Patatra! Les première fashion catas du printemps sont là!

- les peep toe* : S’il y a une chose que je redoute au printemps, c’est bien le retour des pieds. Oui, je sais, je suis un peu psychorigide, mais il me faut bien un mois pour m’habituer à voir courir sur le bitume ce que nous avions réservé à l’intime tout l’hiver.
Et cette année, le peep-toe a décidé de mettre ma largeur d’esprit à rude épreuve. Pourtant, je trouve ça très joli. Mais qu’est ce que c’est que tous ces orteils jaillissant hors des frontières de leurs souliers? Suis-je la seule à trouver ça super moche?
J’avais déjà repéré ça chez Nicole Richie et quelques unes de ses consoeurs, mais je ne pensais pas que certaines filles les prendraient au pied de la lettre, faisant de la croisade pour la liberté des orteils une tendance.

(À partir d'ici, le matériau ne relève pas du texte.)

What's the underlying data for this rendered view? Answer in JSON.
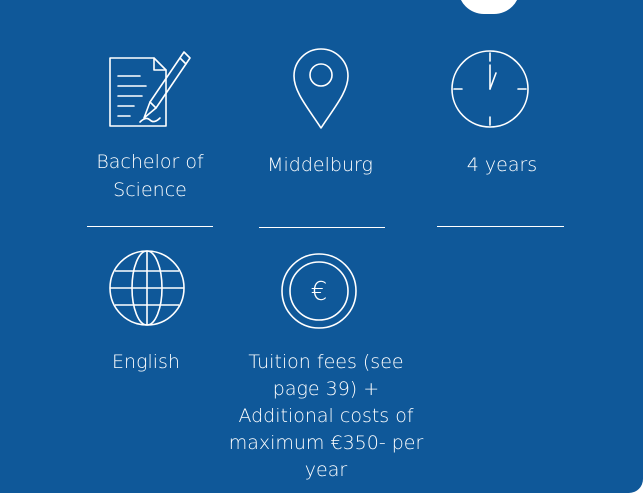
{
  "facts": {
    "degree": {
      "icon": "document-pen-icon",
      "label": "Bachelor of Science"
    },
    "location": {
      "icon": "map-pin-icon",
      "label": "Middelburg"
    },
    "duration": {
      "icon": "clock-icon",
      "label": "4 years"
    },
    "language": {
      "icon": "globe-icon",
      "label": "English"
    },
    "costs": {
      "icon": "euro-coin-icon",
      "icon_text": "€",
      "label": "Tuition fees (see page 39) + Additional costs of maximum €350- per year"
    }
  },
  "colors": {
    "background": "#0f5899",
    "foreground": "#ffffff"
  }
}
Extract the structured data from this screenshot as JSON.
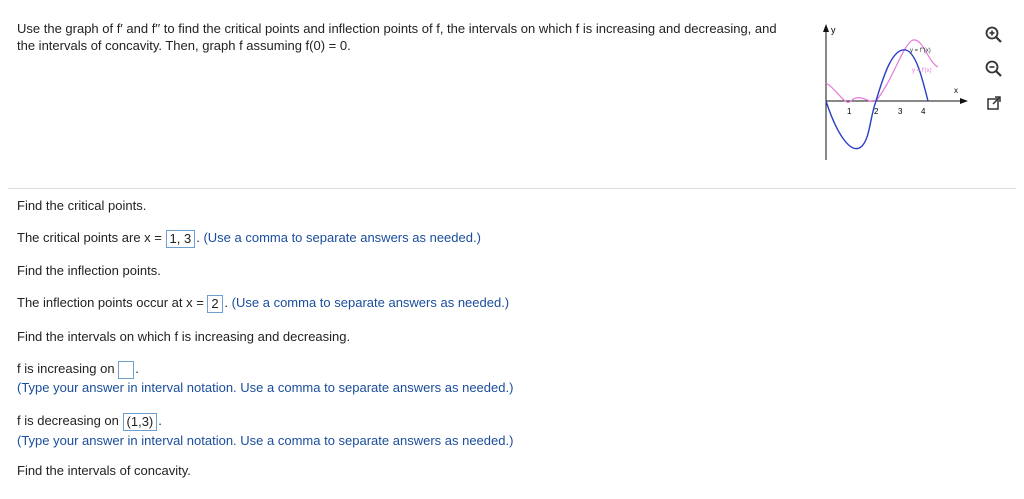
{
  "problem": {
    "line1": "Use the graph of f′ and f′′ to find the critical points and inflection points of f, the intervals on which f is increasing and decreasing, and",
    "line2": "the intervals of concavity. Then, graph f assuming f(0) = 0."
  },
  "graph": {
    "y_axis_label": "y",
    "x_axis_label": "x",
    "legend_fpp": "y = f′′(x)",
    "legend_fp": "y = f′(x)",
    "ticks": [
      "1",
      "2",
      "3",
      "4"
    ],
    "fp_color": "#2b3fc4",
    "fpp_color": "#e67ad8"
  },
  "tools": {
    "zoom_in": "zoom-in-icon",
    "zoom_out": "zoom-out-icon",
    "popout": "popout-icon"
  },
  "q1": {
    "prompt": "Find the critical points."
  },
  "q2": {
    "prefix": "The critical points are x =",
    "answer": "1, 3",
    "hint": "(Use a comma to separate answers as needed.)"
  },
  "q3": {
    "prompt": "Find the inflection points."
  },
  "q4": {
    "prefix": "The inflection points occur at x =",
    "answer": "2",
    "hint": "(Use a comma to separate answers as needed.)"
  },
  "q5": {
    "prompt": "Find the intervals on which f is increasing and decreasing."
  },
  "q6": {
    "prefix": "f is increasing on",
    "answer": "",
    "hint": "(Type your answer in interval notation. Use a comma to separate answers as needed.)"
  },
  "q7": {
    "prefix": "f is decreasing on",
    "answer": "(1,3)",
    "hint": "(Type your answer in interval notation. Use a comma to separate answers as needed.)"
  },
  "q8": {
    "prompt": "Find the intervals of concavity."
  }
}
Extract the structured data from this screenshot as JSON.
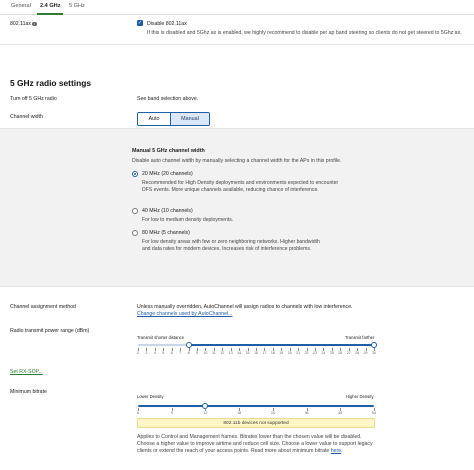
{
  "tabs": [
    {
      "label": "General"
    },
    {
      "label": "2.4 GHz"
    },
    {
      "label": "5 GHz"
    }
  ],
  "disable_80211ax": {
    "row_label": "802.11ax",
    "checkbox_label": "Disable 802.11ax",
    "checked": true,
    "note": "If this is disabled and 5Ghz ax is enabled, we highly recommend to disable per ap band steering so clients do not get steered to 5Ghz ax."
  },
  "section": {
    "title": "5 GHz radio settings"
  },
  "turn_off": {
    "label": "Turn off 5 GHz radio",
    "value": "See band selection above."
  },
  "channel_width": {
    "label": "Channel width",
    "options": [
      "Auto",
      "Manual"
    ],
    "selected": "Manual",
    "panel_title": "Manual 5 GHz channel width",
    "panel_subtitle": "Disable auto channel width by manually selecting a channel width for the APs in this profile.",
    "radios": [
      {
        "label": "20 MHz (20 channels)",
        "checked": true,
        "description": "Recommended for High Density deployments and environments expected to encounter DFS events. More unique channels available, reducing chance of interference."
      },
      {
        "label": "40 MHz (10 channels)",
        "checked": false,
        "description": "For low to medium density deployments."
      },
      {
        "label": "80 MHz (5 channels)",
        "checked": false,
        "description": "For low density areas with few or zero neighboring networks. Higher bandwidth and data rates for modern devices. Increases risk of interference problems."
      }
    ]
  },
  "channel_assignment": {
    "label": "Channel assignment method",
    "text": "Unless manually overridden, AutoChannel will assign radios to channels with low interference.",
    "link": "Change channels used by AutoChannel..."
  },
  "tx_power": {
    "label": "Radio transmit power range (dBm)",
    "left_caption": "Transmit shorter distance",
    "right_caption": "Transmit farther",
    "ticks": [
      "2",
      "3",
      "4",
      "5",
      "6",
      "7",
      "8",
      "9",
      "10",
      "11",
      "12",
      "13",
      "14",
      "15",
      "16",
      "17",
      "18",
      "19",
      "20",
      "21",
      "22",
      "23",
      "24",
      "25",
      "26",
      "27",
      "28",
      "29",
      "30"
    ],
    "min_value": 8,
    "max_value": 30
  },
  "rx_sop": {
    "link": "Set RX-SOP..."
  },
  "min_bitrate": {
    "label": "Minimum bitrate",
    "left_caption": "Lower Density",
    "right_caption": "Higher Density",
    "ticks": [
      "6",
      "9",
      "12",
      "18",
      "24",
      "36",
      "48",
      "54"
    ],
    "selected": "12",
    "warning": "802.11b devices not supported",
    "help_text": "Applies to Control and Management frames. Bitrates lower than the chosen value will be disabled. Choose a higher value to improve airtime and reduce cell size. Choose a lower value to support legacy clients or extend the reach of your access points. Read more about minimum bitrate",
    "help_link": "here"
  },
  "colors": {
    "accent": "#1f5fa8",
    "tab_active": "#2e7d32",
    "warning_bg": "#fff5c6"
  }
}
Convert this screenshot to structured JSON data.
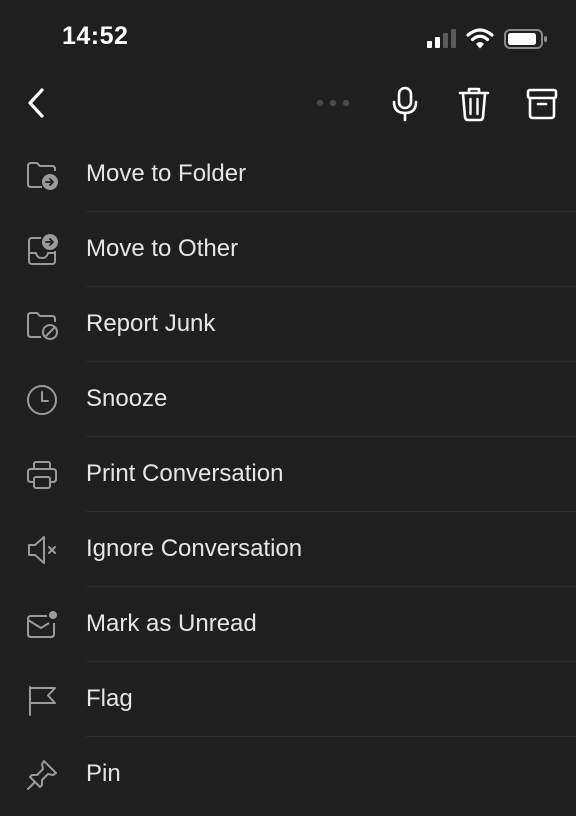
{
  "status_bar": {
    "time": "14:52",
    "icons": [
      "cellular-signal-icon",
      "wifi-icon",
      "battery-icon"
    ]
  },
  "nav_bar": {
    "icons": [
      "back-chevron-icon",
      "more-dots-icon",
      "microphone-icon",
      "trash-icon",
      "archive-icon"
    ]
  },
  "menu": {
    "items": [
      {
        "label": "Move to Folder",
        "icon": "folder-move-icon"
      },
      {
        "label": "Move to Other",
        "icon": "inbox-move-icon"
      },
      {
        "label": "Report Junk",
        "icon": "folder-block-icon"
      },
      {
        "label": "Snooze",
        "icon": "clock-icon"
      },
      {
        "label": "Print Conversation",
        "icon": "printer-icon"
      },
      {
        "label": "Ignore Conversation",
        "icon": "speaker-mute-icon"
      },
      {
        "label": "Mark as Unread",
        "icon": "envelope-unread-icon"
      },
      {
        "label": "Flag",
        "icon": "flag-icon"
      },
      {
        "label": "Pin",
        "icon": "pin-icon"
      }
    ]
  },
  "colors": {
    "background": "#1f1f1f",
    "text": "#e6e6e6",
    "icon": "#9a9a9a",
    "nav_icon": "#ffffff"
  }
}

- Les compensées : Déjà, les compensées, j’avais quelques doutes depuis qu’une amie très fashion crédible m’a lancé d’un ton péremptoire : “des compensées, non mais ça va pas la tête?”. Et puis, j’avais croisé certaines de ces silhouettes trop haut chaussées pendant la fashion week.
Elles étaient repérables à 2km avec leur démarche mal assurée.
Et puis hier, à un feu rouge, mon regard se pose sur une demoiselle plutôt bien habillée. Le feu passe au vert, et commence alors une valse hilaro-désolante. Plus préoccupée par son équilibre que par tout le reste, notre poule fashion avançait à petits pas mal assurés, ses bras cherchant dans le vide une quelconque rampe de sécurité autour d’elle, ce qui proférait à son allure un goût prononcé de fashion débâcle.

- Le jean large : Le jean large, j’en suis fan, mais c’est délicat, et je suis la première à me prendre les pieds dans cette tendance. Car il a pour vice d’avoir une longueur idéale aussi difficile à atteindre que le nombre d’or : retenu par aucun soulier, ne dégoulinant sur aucune cheville, le malheureux a tendance à plonger à la verticale vers l’asphalte. Ne tolérant aucune forme de feu de plancherisation, il a vite tendance à assister la Mairie de Paris dans l’une de ses activité phares : le balayage de la voie publique. Alors, non seulement c’est moyennement chic, mais en plus, constater en arrivant chez soi que son ourlet a pris une teinte douteuse, c’est encore plus énervant.

Sur ce, je vous laisse, j’ai du street-ménage à faire.

* les peep-toe, c’est les escarpins à bouts ouverts que portaient nos maîtresses à l’école. Ceux qui ne laissaient voir que deux doigts de pied, et que je trouvais consternants à l’époque, tout comme je trouvais consternantes les immenses lunettes dont je suis folle aujourd’hui.